- South Africa’s largest clothing retailer owned by creditors
- Conversion of bonds to equity cuts debt to 6 billion rand
U.S. private equity firm Bain Capital will cede control of Edcon Holdings Ltd. in a debt-for-equity swap, handing ownership of South Africa’s largest clothing retailer to creditors including Franklin Templeton after almost a decade of ownership.
The move will reduce Johannesburg-based Edcon’s debt to 6 billion rand ($433 million) from 26.7 billion rand, Chief Executive Officer Bernard Brookes said in a presentation in Johannesburg on Tuesday. Edcon will also sell the Legit chain to Metier Private Equity for 637 million rand, he said.
Banks and secured bondholders will take over Edcon after the retailer struggled under foreign-currency debt used to finance its 2007 acquisition by Boston-based Bain for 25 billion rand. Edcon, the owner of chains including Edgars, Jet and CNA, won support from creditors in April to defer paying cash interest obligations as it started negotiating a debt restructuring.
About “70-80 percent of my time since March has been spent on the debt restructuring and now I can get back to the business of retailing,” said Brookes, a former CEO of Melbourne-based department store Myer Holdings Ltd., who joined Edcon a year ago. The company has no plans to sell flagship chain Edgars nor try to buy back its private-label store cards business from Barclays Africa Group Ltd., a deal that caused credit approvals to customers to plunge due to the lender’s tougher criteria.
Franklin Templeton, a fund based in San Mateo, California, will be the single largest shareholder, Brookes said.
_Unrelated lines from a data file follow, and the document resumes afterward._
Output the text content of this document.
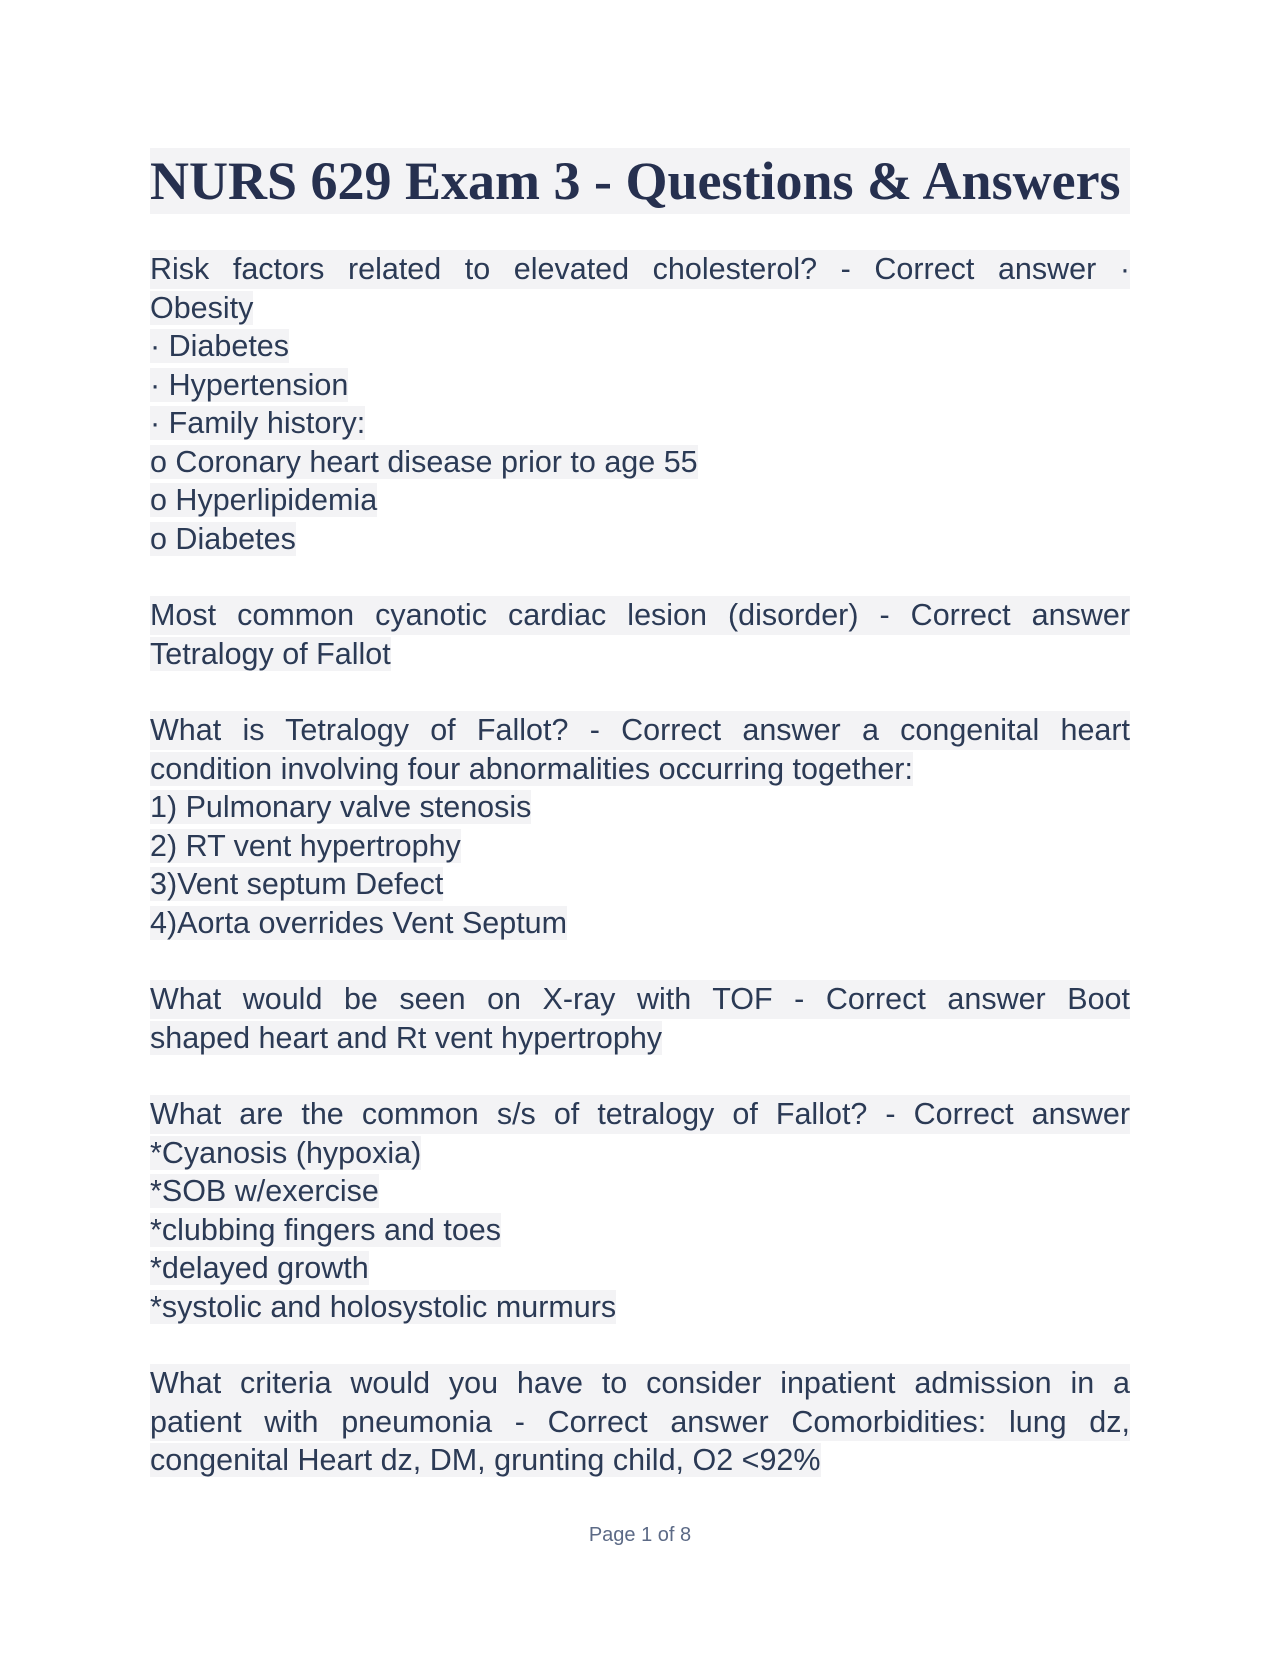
NURS 629 Exam 3 - Questions & Answers
Risk factors related to elevated cholesterol? - Correct answer ·
Obesity
· Diabetes
· Hypertension
· Family history:
o Coronary heart disease prior to age 55
o Hyperlipidemia
o Diabetes
Most common cyanotic cardiac lesion (disorder) - Correct answer
Tetralogy of Fallot
What is Tetralogy of Fallot? - Correct answer a congenital heart
condition involving four abnormalities occurring together:
1) Pulmonary valve stenosis
2) RT vent hypertrophy
3)Vent septum Defect
4)Aorta overrides Vent Septum
What would be seen on X-ray with TOF - Correct answer Boot
shaped heart and Rt vent hypertrophy
What are the common s/s of tetralogy of Fallot? - Correct answer
*Cyanosis (hypoxia)
*SOB w/exercise
*clubbing fingers and toes
*delayed growth
*systolic and holosystolic murmurs
What criteria would you have to consider inpatient admission in a
patient with pneumonia - Correct answer Comorbidities: lung dz,
congenital Heart dz, DM, grunting child, O2 <92%
Page 1 of 8
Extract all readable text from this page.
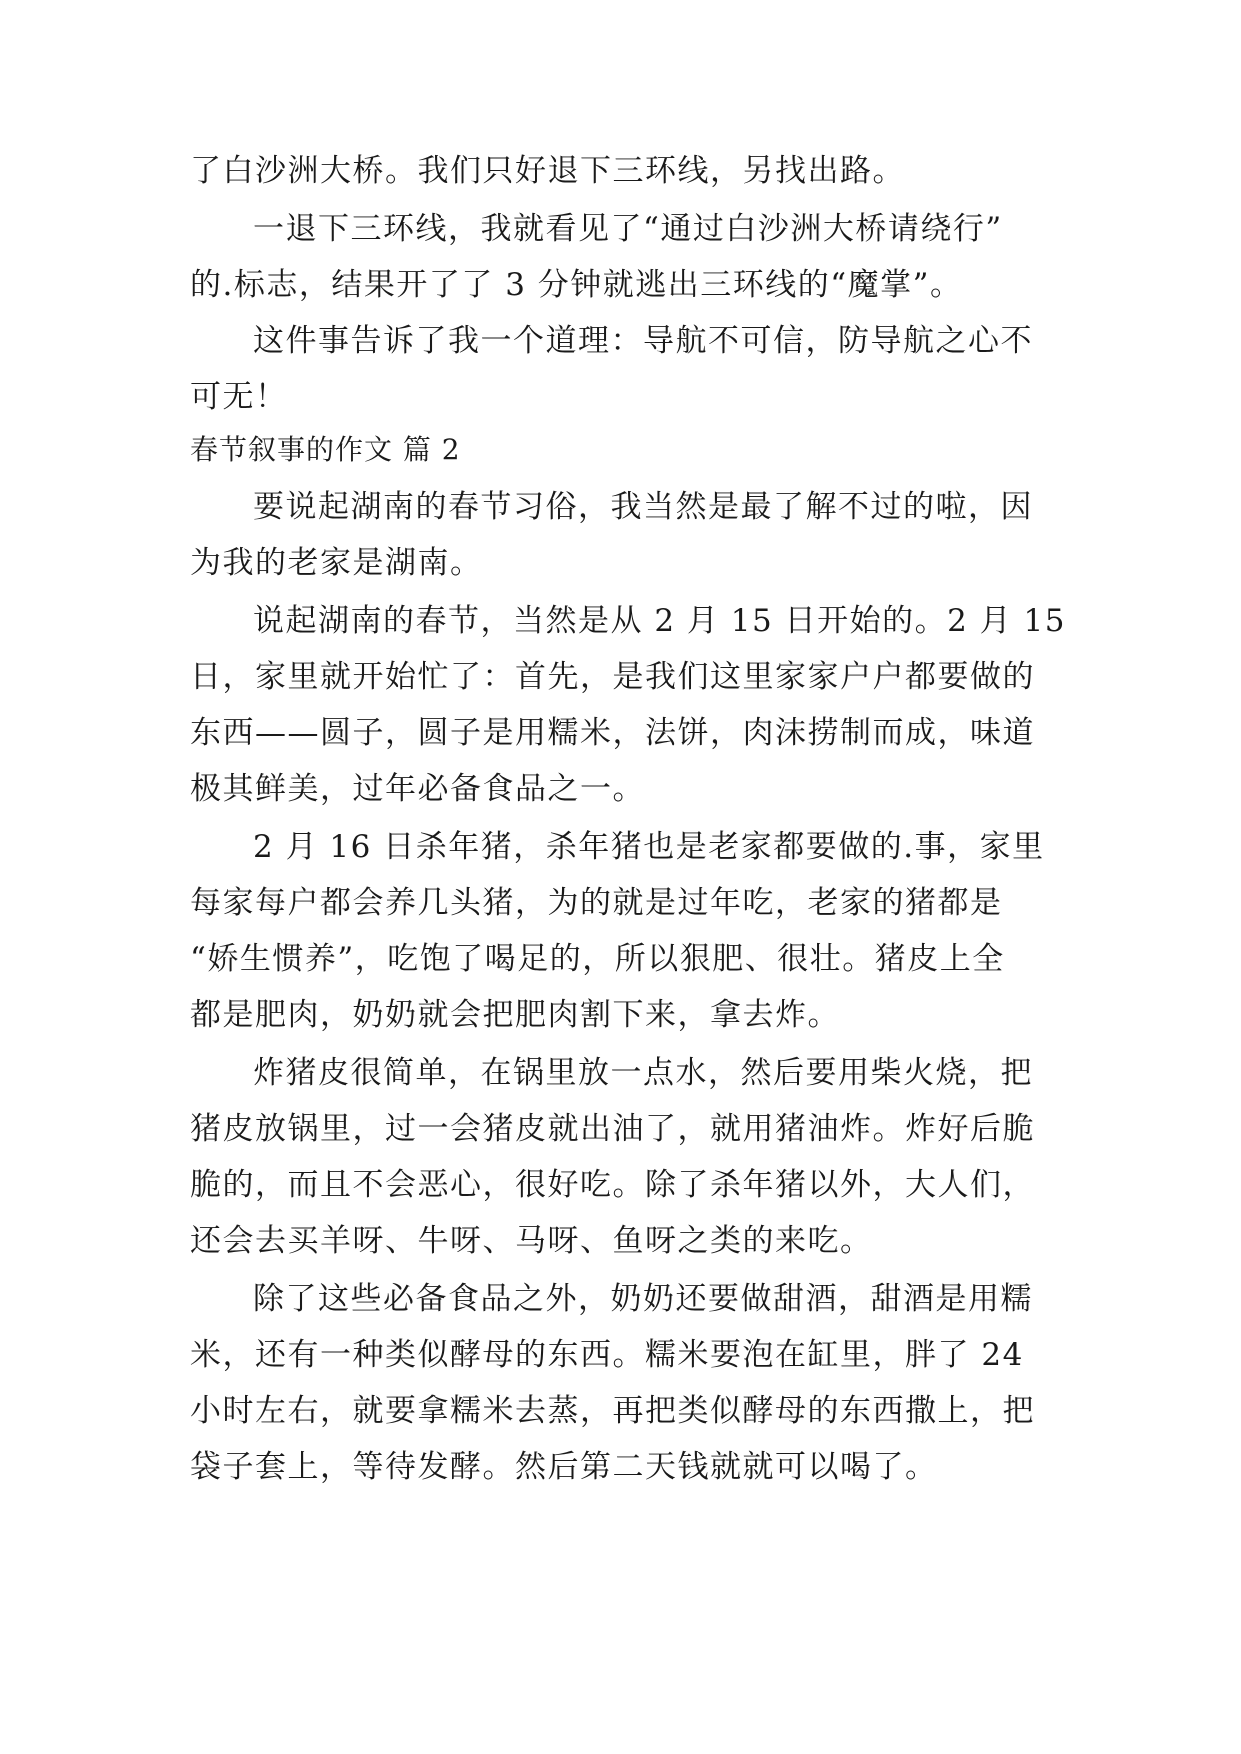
了白沙洲大桥。我们只好退下三环线，另找出路。
一退下三环线，我就看见了“通过白沙洲大桥请绕行”
的.标志，结果开了了 3 分钟就逃出三环线的“魔掌”。
这件事告诉了我一个道理：导航不可信，防导航之心不
可无！
春节叙事的作文 篇 2
要说起湖南的春节习俗，我当然是最了解不过的啦，因
为我的老家是湖南。
说起湖南的春节，当然是从 2 月 15 日开始的。2 月 15
日，家里就开始忙了：首先，是我们这里家家户户都要做的
东西——圆子，圆子是用糯米，法饼，肉沫捞制而成，味道
极其鲜美，过年必备食品之一。
2 月 16 日杀年猪，杀年猪也是老家都要做的.事，家里
每家每户都会养几头猪，为的就是过年吃，老家的猪都是
“娇生惯养”，吃饱了喝足的，所以狠肥、很壮。猪皮上全
都是肥肉，奶奶就会把肥肉割下来，拿去炸。
炸猪皮很简单，在锅里放一点水，然后要用柴火烧，把
猪皮放锅里，过一会猪皮就出油了，就用猪油炸。炸好后脆
脆的，而且不会恶心，很好吃。除了杀年猪以外，大人们，
还会去买羊呀、牛呀、马呀、鱼呀之类的来吃。
除了这些必备食品之外，奶奶还要做甜酒，甜酒是用糯
米，还有一种类似酵母的东西。糯米要泡在缸里，胖了 24
小时左右，就要拿糯米去蒸，再把类似酵母的东西撒上，把
袋子套上，等待发酵。然后第二天钱就就可以喝了。
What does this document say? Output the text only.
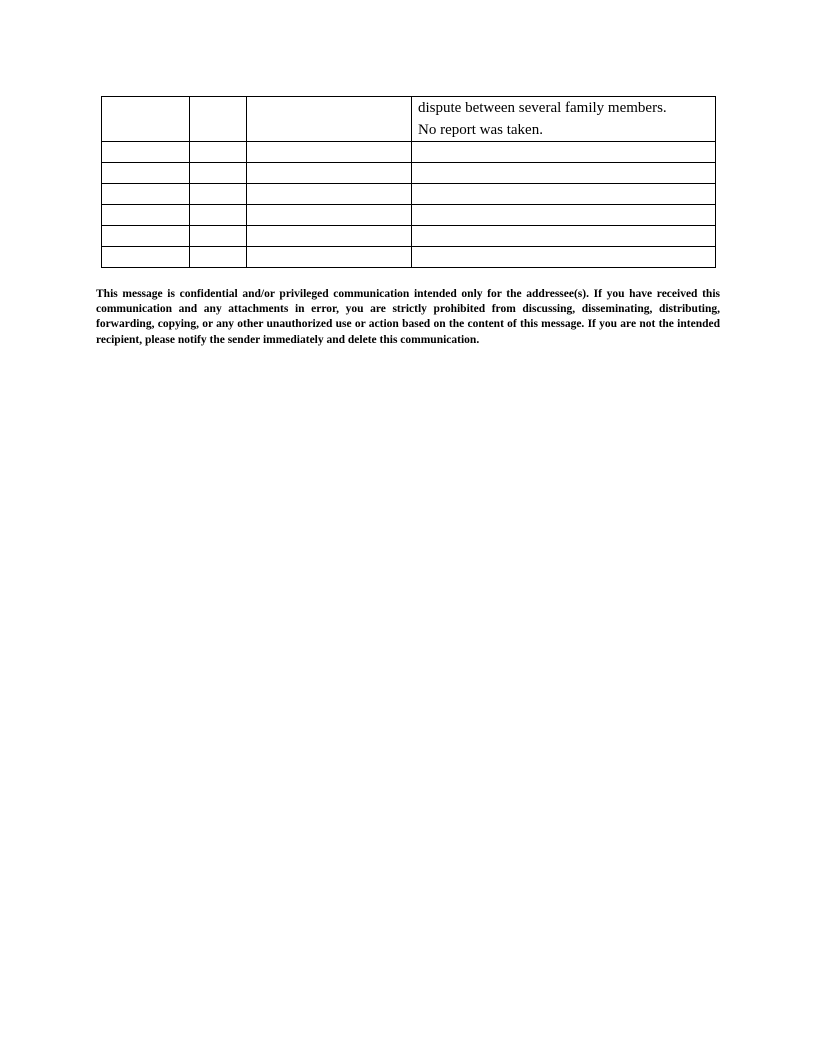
			dispute between several family members.
No report was taken.

This message is confidential and/or privileged communication intended only for the addressee(s). If you have received this communication and any attachments in error, you are strictly prohibited from discussing, disseminating, distributing, forwarding, copying, or any other unauthorized use or action based on the content of this message. If you are not the intended recipient, please notify the sender immediately and delete this communication.
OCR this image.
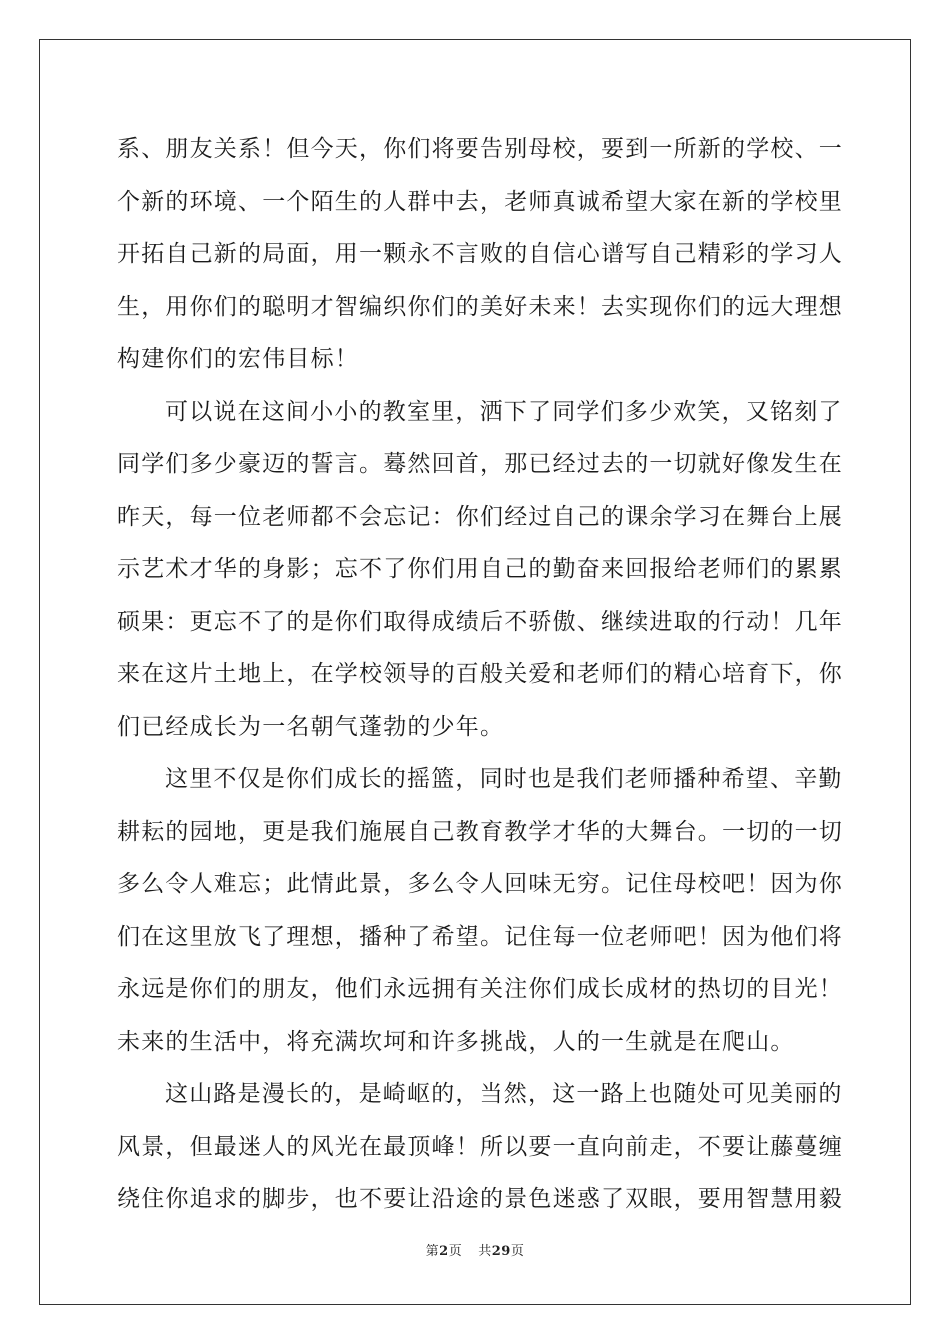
系、朋友关系！但今天，你们将要告别母校，要到一所新的学校、一
个新的环境、一个陌生的人群中去，老师真诚希望大家在新的学校里
开拓自己新的局面，用一颗永不言败的自信心谱写自己精彩的学习人
生，用你们的聪明才智编织你们的美好未来！去实现你们的远大理想
构建你们的宏伟目标！
可以说在这间小小的教室里，洒下了同学们多少欢笑，又铭刻了
同学们多少豪迈的誓言。蓦然回首，那已经过去的一切就好像发生在
昨天，每一位老师都不会忘记：你们经过自己的课余学习在舞台上展
示艺术才华的身影；忘不了你们用自己的勤奋来回报给老师们的累累
硕果：更忘不了的是你们取得成绩后不骄傲、继续进取的行动！几年
来在这片土地上，在学校领导的百般关爱和老师们的精心培育下，你
们已经成长为一名朝气蓬勃的少年。
这里不仅是你们成长的摇篮，同时也是我们老师播种希望、辛勤
耕耘的园地，更是我们施展自己教育教学才华的大舞台。一切的一切
多么令人难忘；此情此景，多么令人回味无穷。记住母校吧！因为你
们在这里放飞了理想，播种了希望。记住每一位老师吧！因为他们将
永远是你们的朋友，他们永远拥有关注你们成长成材的热切的目光！
未来的生活中，将充满坎坷和许多挑战，人的一生就是在爬山。
这山路是漫长的，是崎岖的，当然，这一路上也随处可见美丽的
风景，但最迷人的风光在最顶峰！所以要一直向前走，不要让藤蔓缠
绕住你追求的脚步，也不要让沿途的景色迷惑了双眼，要用智慧用毅
第2页 共29页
Edcon will seek a listing on the Johannesburg Stock Exchange in three to four years, he said. Existing cash flow should be enough to pay down borrowings after the deal.
“With very poor results, it was the endgame for Edcon,” Cedric Rimaud, director of emerging-markets research at Gimme Credit in Bangkok, said by phone. “The question now is whether the new capital structure can help turn around the business quickly and whether sales can restart.”
Bain Capital bought Edcon to tap into rising economic growth in Africa’s most industrialized economy, but the company overpaid at the height of the credit bubble, according to Brookes. The private equity firm didn’t take any funds out of the retailer during the nine years of ownership, the CEO said.
Holders of about 80 percent of secured bonds in value signed a lock-up agreement for the debt restructuring, according to a company statement. Other owners include Harvard University Pension Fund and South African lenders Barclays Africa and FirstRand Ltd.’s First National Bank.
Adjusted earnings before interest, taxes, depreciation and amortization slumped 54 percent to 321 million rand in the 13 weeks ended 25 June, Edcon said in a statement. EBITDA declined 1.7 percent to 2.7 billion rand in the year ending March 26.